Arts Publications
Topic: RSS FeedRobert Stewart, Outside Language
Literary Review, Spring, 2004 by Thomas E. Kennedy
Robert Stewart, Outside Language. Missouri: Helicon Nine Editions, 2003.
Robert Stewart's elegantly slim book of essays is, as he says in his prefatory definition of the genre, an attempt at "some elucidation that might or might not be beyond our reach ..."; to entertain without any embarrassing attempt to please; to venture on "a journey (that) is spiritual, as is any human, willed attempt to move through the world with attention and joy."
Attention and joy are the foundation and craft of this delightful book--as well, I might add, as caring. Whether writing about his Sicilian grandmother and aunts, his Uncle Joe, the plumbing trade to which he was apprenticed with his journeymen father and grandfather, or about language, art, literature, about "the abundance of public suffering that swirls through the city," about Christ, computers, the structure of a bridge, a disappointed, rejected contributor to the magazine he edits, or something as simple and disconcerting as a stranger coughing in your face, Stewart writes with an untrumpetting, uncompromising affection for his fellow humans that distinguishes his prose.
There is also a good deal of humor, especially concerning the Sicilian family--the grandmother who screams, slaps, then offers a warm, fresh meatball, "Mangia"; the enormous uncle at Christmas dinner who wolfs an enormous plate of elbow macaroni but cannot manage the last tiny piece ... And there is argument as well. To the computer monger's disdain for linearity, he responds, "... print has never been any more linear than the mind behind it." Against his own observation that, "At some point in their careers, many artists begin to notice that people don't want to be annoyed," he juxtaposes Umberto Eco's "... art deliberately frustrates our expectations in order to arouse our natural craving for completeness" and his own conclusion on the danger for an artist of coming "too much to want to please people ..." To writers tempted to genuflect to political "correctness" with incorrect usage and those who, out of ignorance or despair, would annihilate the comma, he gestures to the crafts of construction, of building things that last, of the skill of joining, linking and sealing parts that become a whole, even if they are to be buried under the fundament.
The admiration of such skill is also reflected in the arresting cover photograph by Robert Powers of the first bridge across the Mississippi River, engineered by James Buchanan Eads in 1874, whose "typography of stone and cable ... syntax of sediment and sandstone" achieve not only the aim of spanning the water, but with it, lasting beauty, majesty and mystery. Good intentions do not do the job; it takes steel and granite, rivets, hex nuts and craft to bridge the distance from shore to shore, from writer to reader.

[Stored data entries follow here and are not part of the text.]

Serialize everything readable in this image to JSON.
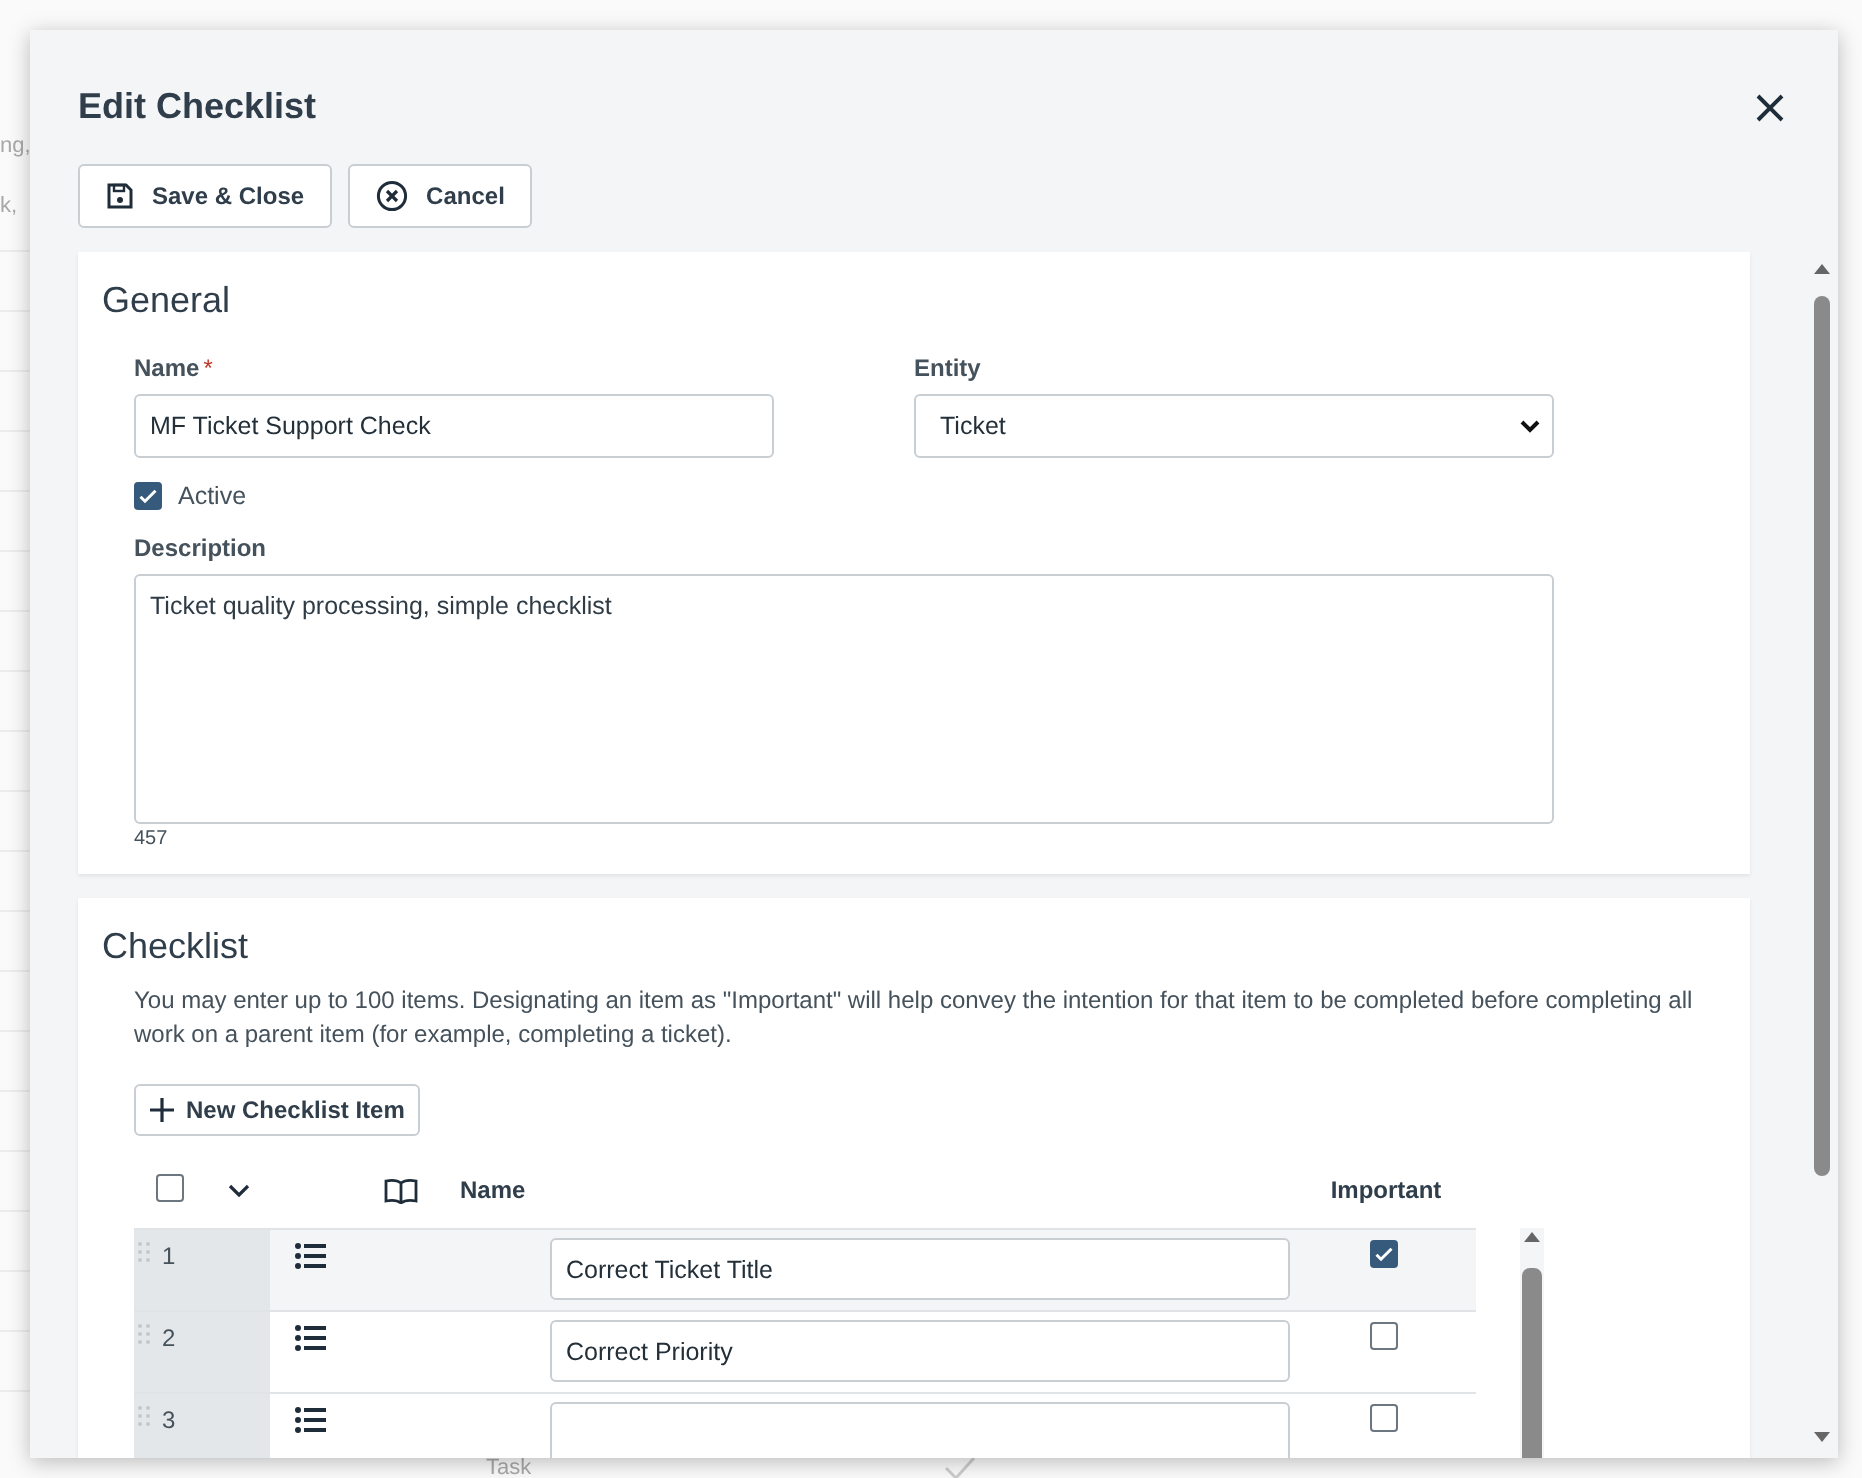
{
  "background": {
    "texts": [
      "ng,",
      "k,",
      "Task"
    ]
  },
  "dialog": {
    "title": "Edit Checklist",
    "buttons": [
      {
        "label": "Save & Close"
      },
      {
        "label": "Cancel"
      }
    ]
  },
  "general": {
    "title": "General",
    "name": {
      "label": "Name",
      "required_mark": "*",
      "value": "MF Ticket Support Check"
    },
    "entity": {
      "label": "Entity",
      "value": "Ticket"
    },
    "active": {
      "label": "Active",
      "checked": true
    },
    "description": {
      "label": "Description",
      "value": "Ticket quality processing, simple checklist",
      "counter": "457"
    }
  },
  "checklist": {
    "title": "Checklist",
    "note": "You may enter up to 100 items. Designating an item as \"Important\" will help convey the intention for that item to be completed before completing all work on a parent item (for example, completing a ticket).",
    "new_button": "New Checklist Item",
    "select_all": {
      "checked": false
    },
    "columns": [
      "Name",
      "Important"
    ],
    "rows": [
      {
        "number": "1",
        "name": "Correct Ticket Title",
        "important": true
      },
      {
        "number": "2",
        "name": "Correct Priority",
        "important": false
      },
      {
        "number": "3",
        "important": false
      }
    ]
  }
}
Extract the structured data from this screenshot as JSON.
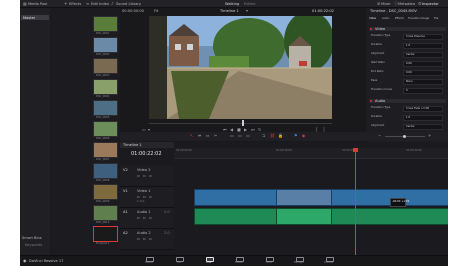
{
  "app": {
    "name": "DaVinci Resolve 17",
    "project_title": "Walking",
    "edited_label": "Edited"
  },
  "toolbar": {
    "media_pool": "Media Pool",
    "effects": "Effects",
    "edit_index": "Edit Index",
    "sound_library": "Sound Library",
    "mixer": "Mixer",
    "metadata": "Metadata",
    "inspector": "Inspector"
  },
  "bins": {
    "master": "Master",
    "smart_bins": "Smart Bins",
    "keywords": "Keywords"
  },
  "media_pool": {
    "clips": [
      {
        "name": "DSC_0001"
      },
      {
        "name": "DSC_0002"
      },
      {
        "name": "DSC_0003"
      },
      {
        "name": "DSC_0004"
      },
      {
        "name": "DSC_0005"
      },
      {
        "name": "DSC_0006"
      },
      {
        "name": "DSC_0007"
      },
      {
        "name": "DSC_0008"
      },
      {
        "name": "DSC_0009"
      },
      {
        "name": "DSC_0010"
      },
      {
        "name": "Timeline 1"
      }
    ]
  },
  "viewer": {
    "timecode_left": "00:00:00:00",
    "zoom": "Fit",
    "timeline_name": "Timeline 1",
    "timecode_right": "01:00:22:02"
  },
  "timeline": {
    "current_timecode": "01:00:22:02",
    "ruler": [
      "01:00:00:00",
      "01:00:16:00",
      "01:00:24:00",
      "01:00:32:00"
    ],
    "tracks": [
      {
        "id": "V2",
        "name": "Video 2",
        "clips": ""
      },
      {
        "id": "V1",
        "name": "Video 1",
        "clips": "1 Clip"
      },
      {
        "id": "A1",
        "name": "Audio 1",
        "level": "2.0"
      },
      {
        "id": "A2",
        "name": "Audio 2",
        "level": "2.0"
      }
    ],
    "tooltip": "-00:00\n+1:09"
  },
  "inspector": {
    "file_name": "Timeline - DSC_0045.MOV",
    "tabs": [
      "Video",
      "Audio",
      "Effects",
      "Transition",
      "Image",
      "File"
    ],
    "video_section": "Video",
    "audio_section": "Audio",
    "video_props": [
      {
        "label": "Transition Type",
        "value": "Cross Dissolve"
      },
      {
        "label": "Duration",
        "value": "1.0"
      },
      {
        "label": "Alignment",
        "value": "Center"
      },
      {
        "label": "Start Ratio",
        "value": "0.00"
      },
      {
        "label": "End Ratio",
        "value": "0.00"
      },
      {
        "label": "Ease",
        "value": "None"
      },
      {
        "label": "Transition Curve",
        "value": "0"
      }
    ],
    "audio_props": [
      {
        "label": "Transition Type",
        "value": "Cross Fade +3 dB"
      },
      {
        "label": "Duration",
        "value": "1.0"
      },
      {
        "label": "Alignment",
        "value": "Center"
      }
    ]
  },
  "pages": [
    "Media",
    "Cut",
    "Edit",
    "Fusion",
    "Color",
    "Fairlight",
    "Deliver"
  ],
  "active_page": "Edit"
}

Perhaps best known as a poet, a teacher and editor of New Letters magazine, Stewart brings all three disciplines to the creation and construction of these essays. "Beauty has syntax," he writes, "glory a grammar. Though sometimes we fail to understand the language of that beauty, we go to art because we hope to be struck with light." Here we find despair as "the imposition of a single truth" and the merging of sick lungs and a treeful of crows into a single metaphor that goes beyond the language that forges it. And "Outside Language," Stewart writes, "which is where metaphor delivers us, is where we go to translate the ineffable."